# restaurants



## andy_amanda (Jan 22, 2009)

Hi,

Can anyone recommend a nice restaurant in Dubai Marina or JBR for a romantic dinner, somewhere with maybe a nice view of the Palm or Burj Al Arab, one on a high floor etc etc,

My wife is arriving afetr 10 weeks so looking to treat her to a great evening.

Thanks


----------



## Dubai1 (Feb 2, 2009)

Take her to Al Qasr hotel in Madinat, the most amazing views of Burj Al Arab in the evenings..... The terrace at Cooba / Kuba (i think it is called) in the hotel is pretty special.... You wont be dissapointed.


----------



## Ogri750 (Feb 14, 2008)

If you like steaks, the the Meat Company in Souq Madinat is great. Sit outside on the decking, and you will have a fantastic view of the Burj Al Arab


----------



## Elphaba (Jan 24, 2008)

Dubai1 said:


> Take her to Al Qasr hotel in Madinat, the most amazing views of Burj Al Arab in the evenings..... The terrace at Cooba / Kuba (i think it is called) in the hotel is pretty special.... You wont be dissapointed.

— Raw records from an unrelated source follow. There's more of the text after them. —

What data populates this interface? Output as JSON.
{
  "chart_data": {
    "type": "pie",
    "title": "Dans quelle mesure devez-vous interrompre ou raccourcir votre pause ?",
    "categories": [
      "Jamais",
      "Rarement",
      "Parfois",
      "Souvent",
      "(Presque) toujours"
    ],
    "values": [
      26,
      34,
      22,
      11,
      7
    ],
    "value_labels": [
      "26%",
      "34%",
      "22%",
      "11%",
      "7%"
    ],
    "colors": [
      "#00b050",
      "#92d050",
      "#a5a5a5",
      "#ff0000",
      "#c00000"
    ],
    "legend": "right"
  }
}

Koubba Bar at Al Qasr.  Not a restaurant though.


I can't think of anywhere in the Marina that has a great view of the Burj al Arab. If you want views far better to go closer. Try Shoo Fee Ma Fee at the Souk Madinat. Morrocan restaurant with high terraces with the best views - they even have a viewing platform right at the top with 360 degree views.

Shoo Fee Ma Fee

Not on a high floor, but still with views - Marina Seafood restaurant at Jumeirah Beach Hotel. It is at the end of the marina, under 360 (bar).

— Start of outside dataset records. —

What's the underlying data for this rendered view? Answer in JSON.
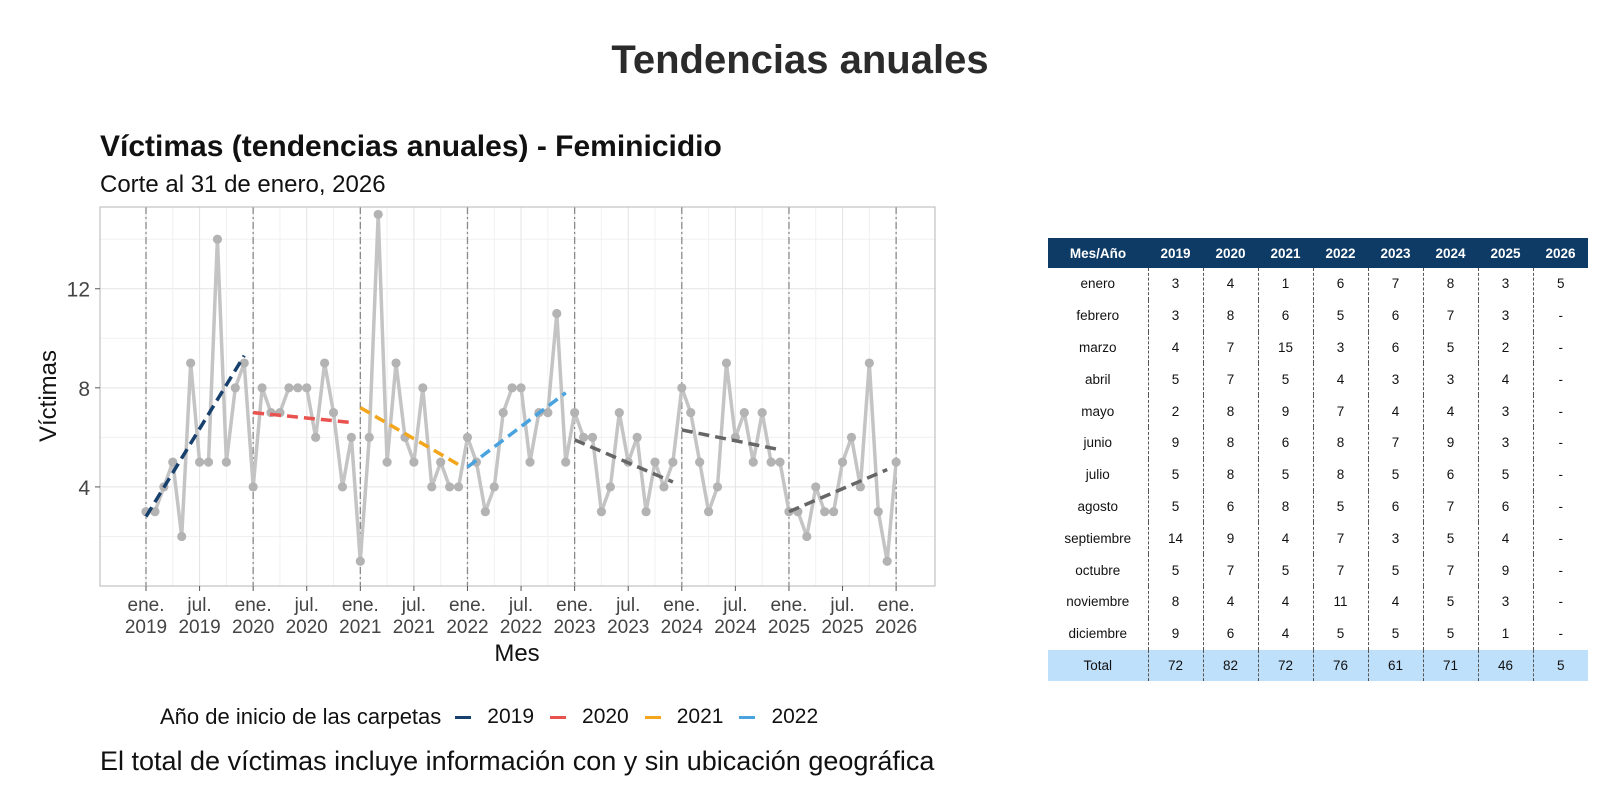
{
  "header": {
    "title": "Tendencias anuales"
  },
  "chart_data": {
    "type": "line",
    "title": "Víctimas (tendencias anuales) - Feminicidio",
    "subtitle": "Corte al 31 de enero, 2026",
    "xlabel": "Mes",
    "ylabel": "Víctimas",
    "ylim": [
      0,
      15.3
    ],
    "yticks": [
      4,
      8,
      12
    ],
    "xticks": [
      {
        "date": "2019-01",
        "label": [
          "ene.",
          "2019"
        ]
      },
      {
        "date": "2019-07",
        "label": [
          "jul.",
          "2019"
        ]
      },
      {
        "date": "2020-01",
        "label": [
          "ene.",
          "2020"
        ]
      },
      {
        "date": "2020-07",
        "label": [
          "jul.",
          "2020"
        ]
      },
      {
        "date": "2021-01",
        "label": [
          "ene.",
          "2021"
        ]
      },
      {
        "date": "2021-07",
        "label": [
          "jul.",
          "2021"
        ]
      },
      {
        "date": "2022-01",
        "label": [
          "ene.",
          "2022"
        ]
      },
      {
        "date": "2022-07",
        "label": [
          "jul.",
          "2022"
        ]
      },
      {
        "date": "2023-01",
        "label": [
          "ene.",
          "2023"
        ]
      },
      {
        "date": "2023-07",
        "label": [
          "jul.",
          "2023"
        ]
      },
      {
        "date": "2024-01",
        "label": [
          "ene.",
          "2024"
        ]
      },
      {
        "date": "2024-07",
        "label": [
          "jul.",
          "2024"
        ]
      },
      {
        "date": "2025-01",
        "label": [
          "ene.",
          "2025"
        ]
      },
      {
        "date": "2025-07",
        "label": [
          "jul.",
          "2025"
        ]
      },
      {
        "date": "2026-01",
        "label": [
          "ene.",
          "2026"
        ]
      }
    ],
    "year_lines": [
      "2019-01",
      "2020-01",
      "2021-01",
      "2022-01",
      "2023-01",
      "2024-01",
      "2025-01",
      "2026-01"
    ],
    "series_color": "#c4c4c4",
    "series": [
      {
        "start": "2019-01",
        "values": [
          3,
          3,
          4,
          5,
          2,
          9,
          5,
          5,
          14,
          5,
          8,
          9,
          4,
          8,
          7,
          7,
          8,
          8,
          8,
          6,
          9,
          7,
          4,
          6,
          1,
          6,
          15,
          5,
          9,
          6,
          5,
          8,
          4,
          5,
          4,
          4,
          6,
          5,
          3,
          4,
          7,
          8,
          8,
          5,
          7,
          7,
          11,
          5,
          7,
          6,
          6,
          3,
          4,
          7,
          5,
          6,
          3,
          5,
          4,
          5,
          8,
          7,
          5,
          3,
          4,
          9,
          6,
          7,
          5,
          7,
          5,
          5,
          3,
          3,
          2,
          4,
          3,
          3,
          5,
          6,
          4,
          9,
          3,
          1,
          5
        ]
      }
    ],
    "trends": [
      {
        "year": "2019",
        "color": "#17406d",
        "start": [
          "2019-01",
          2.8
        ],
        "end": [
          "2019-12",
          9.3
        ]
      },
      {
        "year": "2020",
        "color": "#e8534f",
        "start": [
          "2020-01",
          7.0
        ],
        "end": [
          "2020-12",
          6.6
        ]
      },
      {
        "year": "2021",
        "color": "#f3a51c",
        "start": [
          "2021-01",
          7.2
        ],
        "end": [
          "2021-12",
          4.9
        ]
      },
      {
        "year": "2022",
        "color": "#4aa3df",
        "start": [
          "2022-01",
          4.8
        ],
        "end": [
          "2022-12",
          7.8
        ]
      },
      {
        "year": "",
        "color": "#666666",
        "start": [
          "2023-01",
          5.9
        ],
        "end": [
          "2023-12",
          4.2
        ]
      },
      {
        "year": "",
        "color": "#666666",
        "start": [
          "2024-01",
          6.3
        ],
        "end": [
          "2024-12",
          5.5
        ]
      },
      {
        "year": "",
        "color": "#666666",
        "start": [
          "2025-01",
          3.0
        ],
        "end": [
          "2025-12",
          4.7
        ]
      }
    ]
  },
  "legend": {
    "title": "Año de inicio de las carpetas",
    "items": [
      {
        "label": "2019",
        "color": "#17406d"
      },
      {
        "label": "2020",
        "color": "#e8534f"
      },
      {
        "label": "2021",
        "color": "#f3a51c"
      },
      {
        "label": "2022",
        "color": "#4aa3df"
      }
    ]
  },
  "footnote": "El total de víctimas incluye información con y sin ubicación geográfica",
  "table": {
    "header_color": "#0d3b66",
    "total_color": "#bfe0fb",
    "columns": [
      "Mes/Año",
      "2019",
      "2020",
      "2021",
      "2022",
      "2023",
      "2024",
      "2025",
      "2026"
    ],
    "rows": [
      [
        "enero",
        "3",
        "4",
        "1",
        "6",
        "7",
        "8",
        "3",
        "5"
      ],
      [
        "febrero",
        "3",
        "8",
        "6",
        "5",
        "6",
        "7",
        "3",
        "-"
      ],
      [
        "marzo",
        "4",
        "7",
        "15",
        "3",
        "6",
        "5",
        "2",
        "-"
      ],
      [
        "abril",
        "5",
        "7",
        "5",
        "4",
        "3",
        "3",
        "4",
        "-"
      ],
      [
        "mayo",
        "2",
        "8",
        "9",
        "7",
        "4",
        "4",
        "3",
        "-"
      ],
      [
        "junio",
        "9",
        "8",
        "6",
        "8",
        "7",
        "9",
        "3",
        "-"
      ],
      [
        "julio",
        "5",
        "8",
        "5",
        "8",
        "5",
        "6",
        "5",
        "-"
      ],
      [
        "agosto",
        "5",
        "6",
        "8",
        "5",
        "6",
        "7",
        "6",
        "-"
      ],
      [
        "septiembre",
        "14",
        "9",
        "4",
        "7",
        "3",
        "5",
        "4",
        "-"
      ],
      [
        "octubre",
        "5",
        "7",
        "5",
        "7",
        "5",
        "7",
        "9",
        "-"
      ],
      [
        "noviembre",
        "8",
        "4",
        "4",
        "11",
        "4",
        "5",
        "3",
        "-"
      ],
      [
        "diciembre",
        "9",
        "6",
        "4",
        "5",
        "5",
        "5",
        "1",
        "-"
      ]
    ],
    "total": [
      "Total",
      "72",
      "82",
      "72",
      "76",
      "61",
      "71",
      "46",
      "5"
    ]
  }
}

Dining at The Marina - Jumeirah Beach Hotel - Jumeirah

Hope you have a fun reunion.

-


----------



## Andy Capp (Oct 5, 2008)

What you doing up this time Elph???


----------



## Elphaba (Jan 24, 2008)

Insomnia 

I am sitting here working...

-


----------



## mariangela (May 10, 2009)

baker & spice in souk al bahar is good and views to the fountain


----------



## zippycaz (May 10, 2009)

Ogri750 said:


> If you like steaks, the the Meat Company in Souq Madinat is great. Sit outside on the decking, and you will have a fantastic view of the Burj Al Arab


The Meat Company is good but very expensive for what you get but yes, the views are brilliant.


----------